Uma mulher utilizando seu cartão Mumbuca, moeda social criada em Maricá. FOTO: Fernando Souza. Reprodução EL PAÍS.

A pandemia da Covid-19 provocou uma crise generalizada, afetando principalmente as áreas da saúde e da economia dos países. Os posicionamentos controversos de líderes mundiais, a exemplo do ex-presidente dos Estados Unidos, Donald Trump, dentre outros fatores, contribuíram para a tomada de medidas pensando em resultados a curto prazo ao invés de soluções duradouras para a pandemia. Nesse contexto, ideias de como resolver de fato os problemas econômicos foram retomadas e entre elas está a Renda Básica Universal (RBU).

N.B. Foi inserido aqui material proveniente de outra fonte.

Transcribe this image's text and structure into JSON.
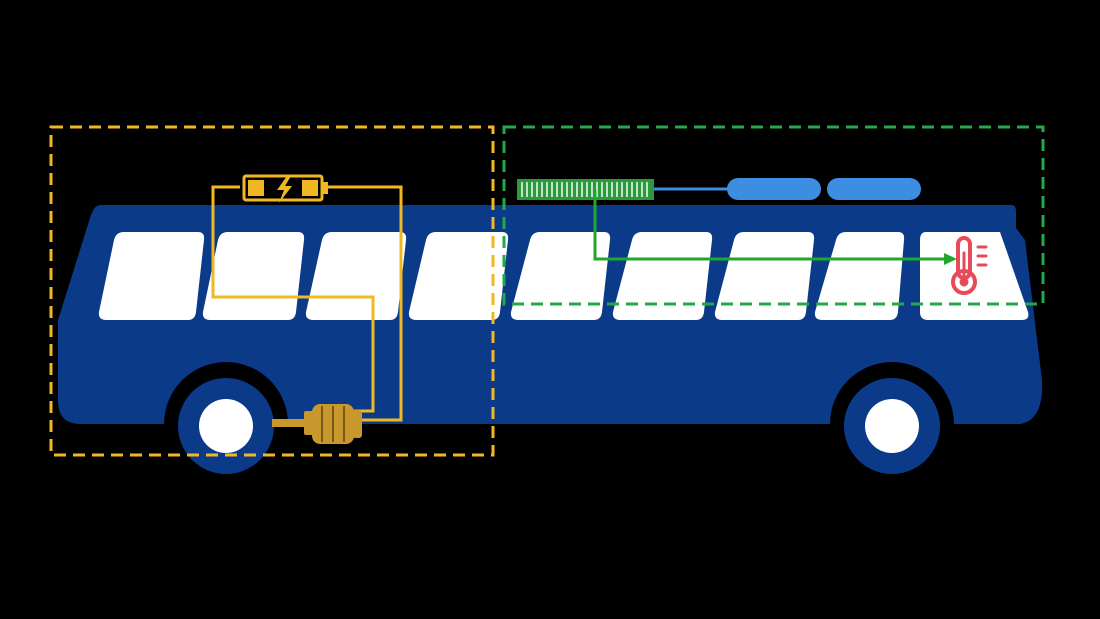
{
  "colors": {
    "background": "#000000",
    "bus_body": "#0a3a88",
    "window": "#ffffff",
    "tire": "#000000",
    "hub": "#ffffff",
    "electric_region": "#f2b824",
    "electric_wire": "#f2b824",
    "thermal_region": "#23a84a",
    "thermal_line": "#1fa82c",
    "radiator": "#2a9a3c",
    "coolant_tank": "#3d8ee0",
    "thermometer": "#e84a5a",
    "motor": "#c8982c"
  },
  "components": {
    "battery": {
      "icon": "battery-charging-icon"
    },
    "motor": {
      "icon": "electric-motor-icon"
    },
    "radiator": {
      "icon": "radiator-icon"
    },
    "coolant_tanks": {
      "icon": "coolant-tank-icon",
      "count": 2
    },
    "thermometer": {
      "icon": "thermometer-icon"
    }
  },
  "bus": {
    "windows": 9,
    "wheels": 2
  },
  "regions": [
    {
      "id": "electric-drive-region",
      "style": "dashed"
    },
    {
      "id": "thermal-management-region",
      "style": "dashed"
    }
  ]
}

A proposta, defendida por Philippe Van Parijs, filósofo e economista político belga, é descrita pelo autor como “uma renda paga por uma comunidade política a todos os seus membros, em termos individuais, sem comprovação de renda nem exi­gência de contrapartida”. Seria uma garantia para que todas as pessoas tivessem acesso ao mínimo conforto sem necessidade de estar incluído em algum grupo de carências específicas. Em “Renda Básica: renda mínima garantida para o século XXI?”, Van Parijs sintetiza a proposta: “Dêem a todos os cidadãos uma renda modesta, porém incondicional, e deixem-nos completá-la à vontade com renda proveniente de outras fontes”.

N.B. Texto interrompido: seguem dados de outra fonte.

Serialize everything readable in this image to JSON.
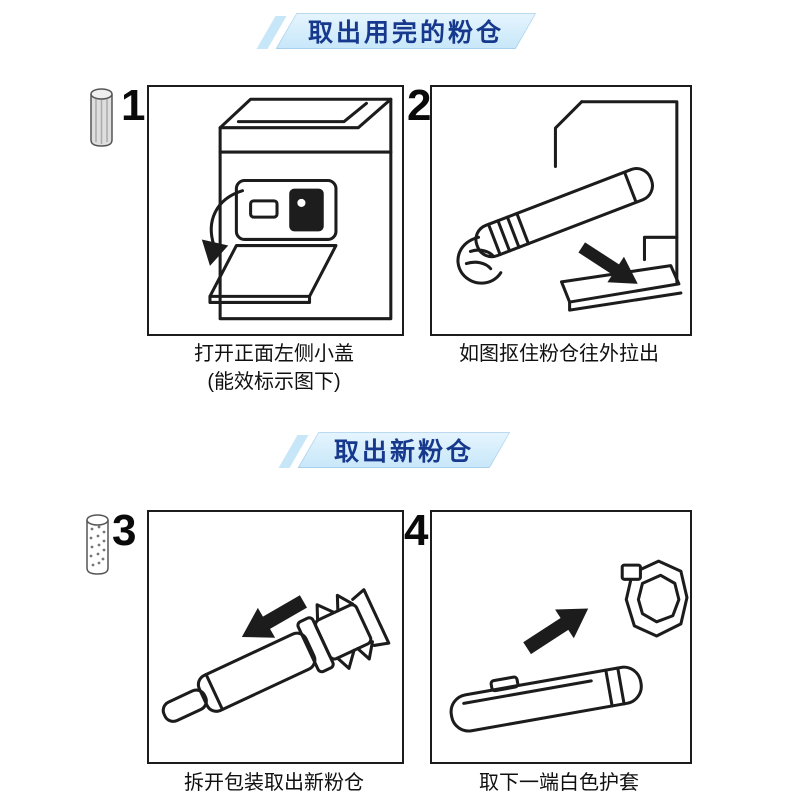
{
  "colors": {
    "banner_bg": "#c7e7f9",
    "banner_bg_light": "#e6f5fe",
    "banner_text": "#17398d",
    "ink": "#1c1c1c"
  },
  "sections": [
    {
      "banner_label": "取出用完的粉仓",
      "steps": [
        {
          "number": "1",
          "caption": [
            "打开正面左侧小盖",
            "(能效标示图下)"
          ]
        },
        {
          "number": "2",
          "caption": [
            "如图抠住粉仓往外拉出"
          ]
        }
      ]
    },
    {
      "banner_label": "取出新粉仓",
      "steps": [
        {
          "number": "3",
          "caption": [
            "拆开包装取出新粉仓"
          ]
        },
        {
          "number": "4",
          "caption": [
            "取下一端白色护套"
          ]
        }
      ]
    }
  ],
  "icons": [
    "used-toner-bottle-icon",
    "new-toner-bottle-icon"
  ]
}
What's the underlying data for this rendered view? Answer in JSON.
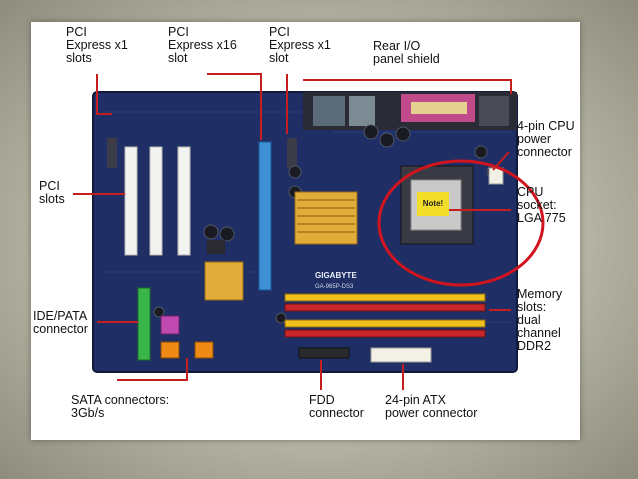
{
  "labels": {
    "pci_x1_left": "PCI\nExpress x1\nslots",
    "pci_x16": "PCI\nExpress x16\nslot",
    "pci_x1_right": "PCI\nExpress x1\nslot",
    "rear_io": "Rear I/O\npanel shield",
    "cpu_power": "4-pin CPU\npower\nconnector",
    "pci_slots": "PCI\nslots",
    "cpu_socket": "CPU\nsocket:\nLGA 775",
    "ide": "IDE/PATA\nconnector",
    "memory": "Memory\nslots:\ndual\nchannel\nDDR2",
    "sata": "SATA connectors:\n3Gb/s",
    "fdd": "FDD\nconnector",
    "atx": "24-pin ATX\npower connector"
  },
  "board_print": {
    "brand": "GIGABYTE",
    "model": "GA-965P-DS3",
    "cpu_sticker": "Note!"
  },
  "colors": {
    "pcb": "#1f2f66",
    "leader": "#c41e1e",
    "highlight_ring": "#d2141e",
    "dimm_red": "#c8262a",
    "dimm_yellow": "#f2c21c",
    "heatsink_gold": "#e0ac3a",
    "ide_green": "#3ab54a",
    "sata_orange": "#f08a16",
    "pci_white": "#f2f2f0",
    "pcie16_blue": "#3d8fd6"
  }
}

A RBU é uma proposta diferente de outros programas de transferência de renda já conhecidos, como o Auxílio Emergencial ou o Bolsa Família, pois, além desses possuírem requisitos, o benefício oferecido pode ser uma evidência da busca por resultados diretos, justamente por ser idealizado para necessidades imediatas. A quantia a ser oferecida na RBU deve ser calculada de modo a promover conforto e qualidade de vida para toda a população, pensando em seus direitos e deveres.

Uma proposta que divide opiniões

A Renda Básica Universal é, por um lado, vista como uma solução eficaz para a desigualdade e a pobreza, por outro, é considerada inviável. Adentrando no primeiro ponto de vista, é comum que essa proposta seja defendida como uma medida a ser implementada para além dos contextos de crise, como mencionado acima. O debate sobre essa ideia ganhou força por conta de momentos de colapso, mas seus objetivos voltam-se para algo que possa ser implantado a qualquer momento, pensando justamente na noção universal e na intenção de combate à pobreza. Fornecendo uma quantia que garanta à população viver de maneira digna.

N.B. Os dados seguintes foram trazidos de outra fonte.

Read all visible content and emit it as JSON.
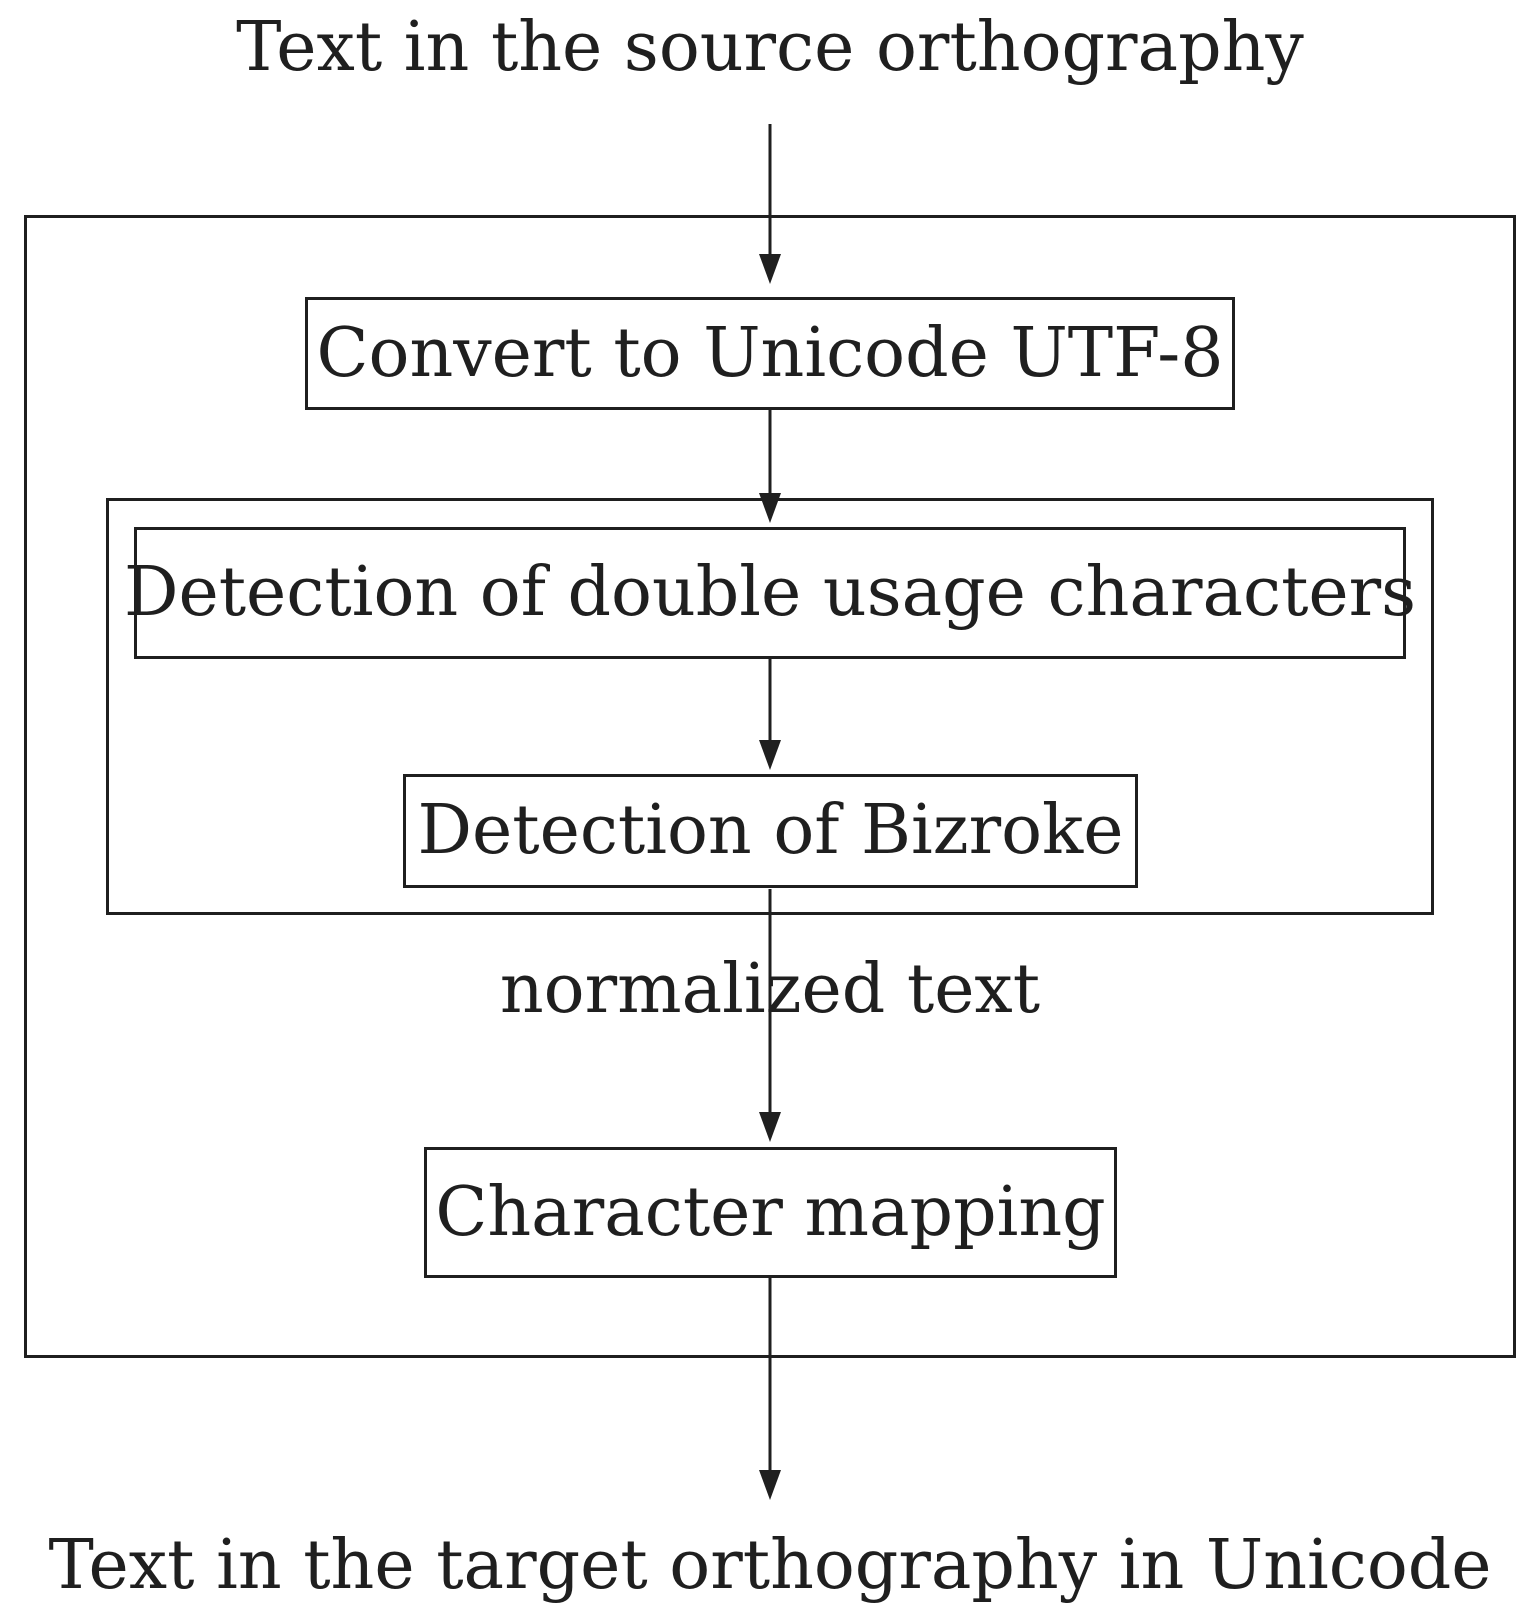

O economista Eduardo Suplicy, afirma ser preciso “levar em consideração aqueles instrumentos de política econômica e social que efetivamente contribuirão para isso”, evidenciando como a proposta planeja contribuir para diferentes áreas da vida do cidadão, além de promover melhorias a curto e longo prazo. O defensor da RBU já desenvolveu um projeto de lei para instituir a renda básica no Brasil, além de ser autor do livro “Renda de cidadania: a saída é pela porta”.

Por outro lado, a RBU é considerada arriscada. No primeiro momento, a economia pode ser desestabilizada, entretanto os objetivos são a longo prazo e devem ser idealizados a fim de evitar uma maior fragilidade. Uma das “vítimas” da RBU, segundo os críticos da proposta, seria o trabalho. Contudo, a intenção da Renda básica universal não é suprir completamente as necessidades da população com a quantia distribuída e sim oferecer dignidade ao garantir o básico.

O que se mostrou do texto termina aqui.